Thus, the clinical evaluation of anti-CENPN Ab in SIL was performed [29]. There was no correlation with other immunological or respiratory parameters in SIL such as titer of ANA, immunoglobulin (Ig) G, Ig A, Ig M, age, radiological classification of SIL (PR: profusion ratio), exposure years, percentage vital capacity (VC), forced expiratory volume 1.0 (SEC) (FEV1.0 (%)) or forced expiratory flow at 25% of vital capacity divided by body height (V25/H) except positive for anti-Scl-70 Ab titers, although anti-Scl-70 titers were similar to the those of HV. Factor analysis was performed using these immunological and respiratory clinical parameters [29]. As a result, anti-CENP-B Ab was found to contribute to the second and fourth factors. Factor 2 (17.7% contribution ratio) comprised the titer indices of anti-CENP-B and Scl-70 Abs, Ig G and age, all with positive values. This factor is understood as an immunological factor with aged patients showing a tendency for higher antibodies and Ig G. The fourth factor with a 13.2% contribution ratio was formed by the titer index of anti-CENP-B Ab with a negative value, the anti-Scl-70 autoantibody with a positive value, in addition to the Ig A level with a positive value. As found in the analyses of individual correlations, the titer index of anti-Scl-70 Ab and Ig A showed a positive correlation. This fourth factor indicated that even though the titer index of anti-Scl-70 autoantibody was located in the range of HV, among these titers, there is a correlation with Ig A and this tendency was the opposite of that observed for the titer index of anti-CENP-B auto-Ab. Thus, even with lower levels of titers, higher SIL cases with anti-CENP-B or anti-Scl-70 Ab differed as both Abs were divided in subtypes of SSc. Taken together, both Abs, especially anti-CENP-B (as well as anti-SS-A Ab), may indicate a pre-clinical status for forthcoming manifestations of autoimmune disease in SIL [29].

Advertisement

3. Autoantibodies against apoptosis-related molecules

Our previous reports indicated that autoantibodies against molecules related to apoptosis, Fas and caspase-8, were found in SIL [26, 27, 28]. These molecules may be expressed when cells in the body progressed to apoptosis in physiological as well as pathological situations.

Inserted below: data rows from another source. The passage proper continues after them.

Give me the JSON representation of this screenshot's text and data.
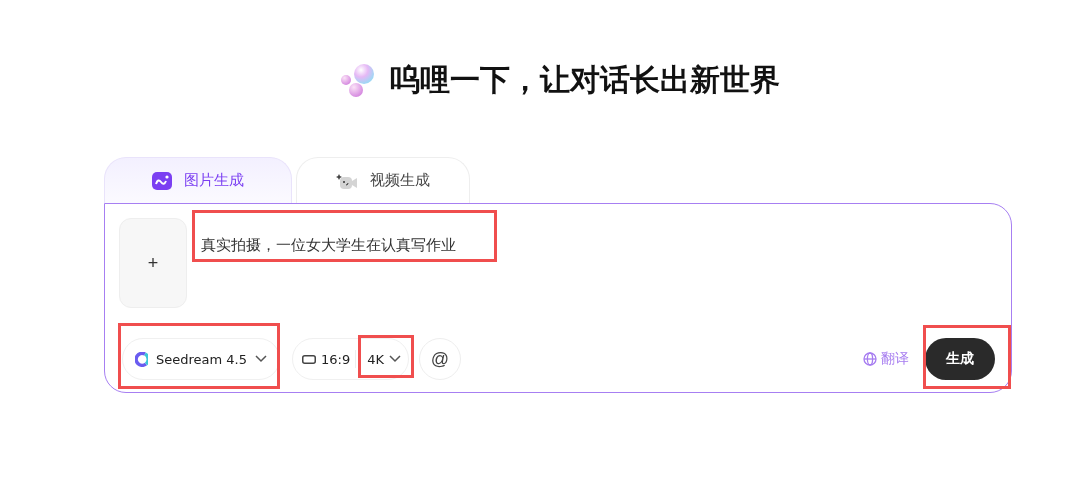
{
  "heading": "呜哩一下，让对话长出新世界",
  "tabs": [
    {
      "label": "图片生成",
      "selected": true,
      "kind": "image"
    },
    {
      "label": "视频生成",
      "selected": false,
      "kind": "video"
    }
  ],
  "upload": {
    "label": "+"
  },
  "prompt": {
    "value": "真实拍摄，一位女大学生在认真写作业"
  },
  "toolbar": {
    "model": "Seedream 4.5",
    "ratio": "16:9",
    "resolution": "4K",
    "mention": "@",
    "translate": "翻译",
    "generate": "生成"
  }
}
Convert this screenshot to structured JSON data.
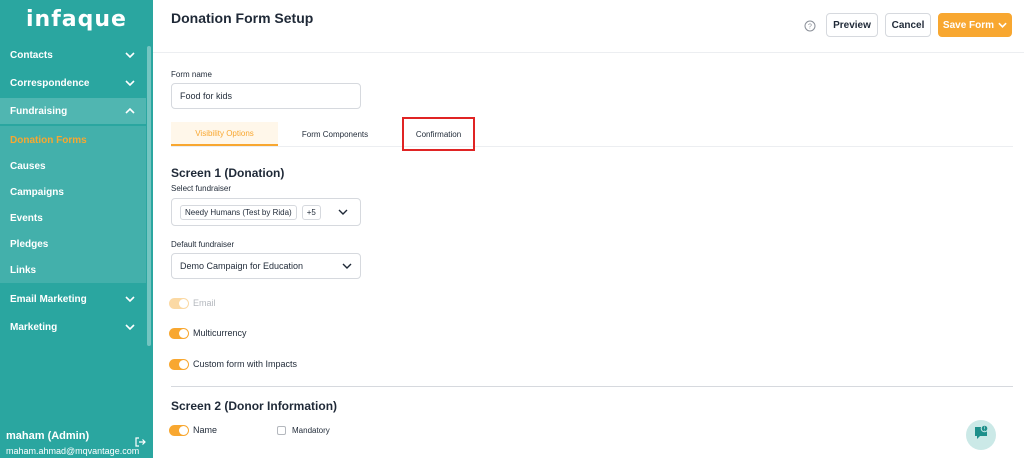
{
  "sidebar": {
    "logo": "infaque",
    "items": [
      {
        "label": "Contacts"
      },
      {
        "label": "Correspondence"
      },
      {
        "label": "Fundraising"
      },
      {
        "label": "Email Marketing"
      },
      {
        "label": "Marketing"
      }
    ],
    "sub_items": [
      {
        "label": "Donation Forms"
      },
      {
        "label": "Causes"
      },
      {
        "label": "Campaigns"
      },
      {
        "label": "Events"
      },
      {
        "label": "Pledges"
      },
      {
        "label": "Links"
      }
    ],
    "user": {
      "name": "maham (Admin)",
      "email": "maham.ahmad@mqvantage.com"
    }
  },
  "header": {
    "title": "Donation Form Setup",
    "preview_label": "Preview",
    "cancel_label": "Cancel",
    "save_label": "Save Form"
  },
  "form": {
    "name_label": "Form name",
    "name_value": "Food for kids",
    "tabs": [
      {
        "label": "Visibility Options"
      },
      {
        "label": "Form Components"
      },
      {
        "label": "Confirmation"
      }
    ],
    "screen1_title": "Screen 1 (Donation)",
    "select_fundraiser_label": "Select fundraiser",
    "selected_chip": "Needy Humans (Test by Rida)",
    "more_chip": "+5",
    "default_fundraiser_label": "Default fundraiser",
    "default_fundraiser_value": "Demo Campaign for Education",
    "toggles": [
      {
        "label": "Email"
      },
      {
        "label": "Multicurrency"
      },
      {
        "label": "Custom form with Impacts"
      }
    ],
    "screen2_title": "Screen 2 (Donor Information)",
    "name_toggle_label": "Name",
    "mandatory_label": "Mandatory"
  },
  "colors": {
    "sidebar": "#2aa6a0",
    "accent": "#f8a730",
    "highlight": "#e02424"
  }
}
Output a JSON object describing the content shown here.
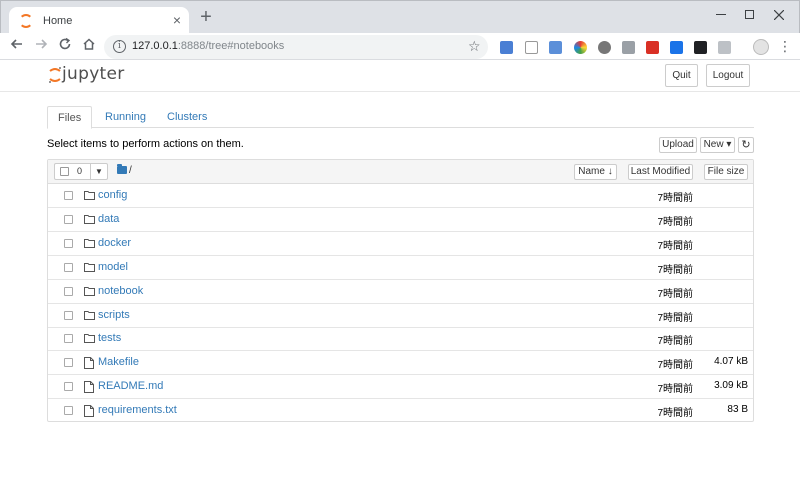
{
  "browser": {
    "tab_title": "Home",
    "tab_close": "×",
    "new_tab": "+",
    "url_host": "127.0.0.1",
    "url_rest": ":8888/tree#notebooks",
    "info_glyph": "i",
    "icons": [
      "back-icon",
      "forward-icon",
      "reload-icon",
      "home-icon",
      "star-icon",
      "profile-avatar-icon",
      "menu-icon"
    ]
  },
  "header": {
    "logo_text": "jupyter",
    "quit_label": "Quit",
    "logout_label": "Logout"
  },
  "tabs": [
    {
      "label": "Files",
      "active": true
    },
    {
      "label": "Running",
      "active": false
    },
    {
      "label": "Clusters",
      "active": false
    }
  ],
  "toolbar": {
    "select_message": "Select items to perform actions on them.",
    "upload_label": "Upload",
    "new_label": "New",
    "new_caret": "▾",
    "refresh_glyph": "↻"
  },
  "list": {
    "selected_count": "0",
    "breadcrumb": "/",
    "sort_name": "Name",
    "sort_name_arrow": "↓",
    "sort_modified": "Last Modified",
    "sort_size": "File size",
    "items": [
      {
        "name": "config",
        "type": "folder",
        "modified": "7時間前",
        "size": ""
      },
      {
        "name": "data",
        "type": "folder",
        "modified": "7時間前",
        "size": ""
      },
      {
        "name": "docker",
        "type": "folder",
        "modified": "7時間前",
        "size": ""
      },
      {
        "name": "model",
        "type": "folder",
        "modified": "7時間前",
        "size": ""
      },
      {
        "name": "notebook",
        "type": "folder",
        "modified": "7時間前",
        "size": ""
      },
      {
        "name": "scripts",
        "type": "folder",
        "modified": "7時間前",
        "size": ""
      },
      {
        "name": "tests",
        "type": "folder",
        "modified": "7時間前",
        "size": ""
      },
      {
        "name": "Makefile",
        "type": "file",
        "modified": "7時間前",
        "size": "4.07 kB"
      },
      {
        "name": "README.md",
        "type": "file",
        "modified": "7時間前",
        "size": "3.09 kB"
      },
      {
        "name": "requirements.txt",
        "type": "file",
        "modified": "7時間前",
        "size": "83 B"
      }
    ]
  },
  "colors": {
    "link": "#337ab7",
    "jupyter_orange": "#f37726",
    "border": "#dddddd"
  }
}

Regarding anti-caspase-8 auto-Ab, although HV and cases comprised a different series from the aforementioned volunteers and cases, anti-caspase-8 auto-Ab was detected in 70% of HV, 62% of SIL, 90% of SSc and 60% of SLE cases, using four fragments of caspase-8 protein [26]. As a result, the positivity was not unique to autoimmune diseases and SIL. It was easily detected even in sera of HV. The report that revealed these positivities for anti-caspase-8 auto-Ab examined the epitope mapping. The epitopes were widely spread from the death effector domain to caspase regions and there was no specific epitope expressed in specific disease types such as SSc, SLE, SIL or HV [26].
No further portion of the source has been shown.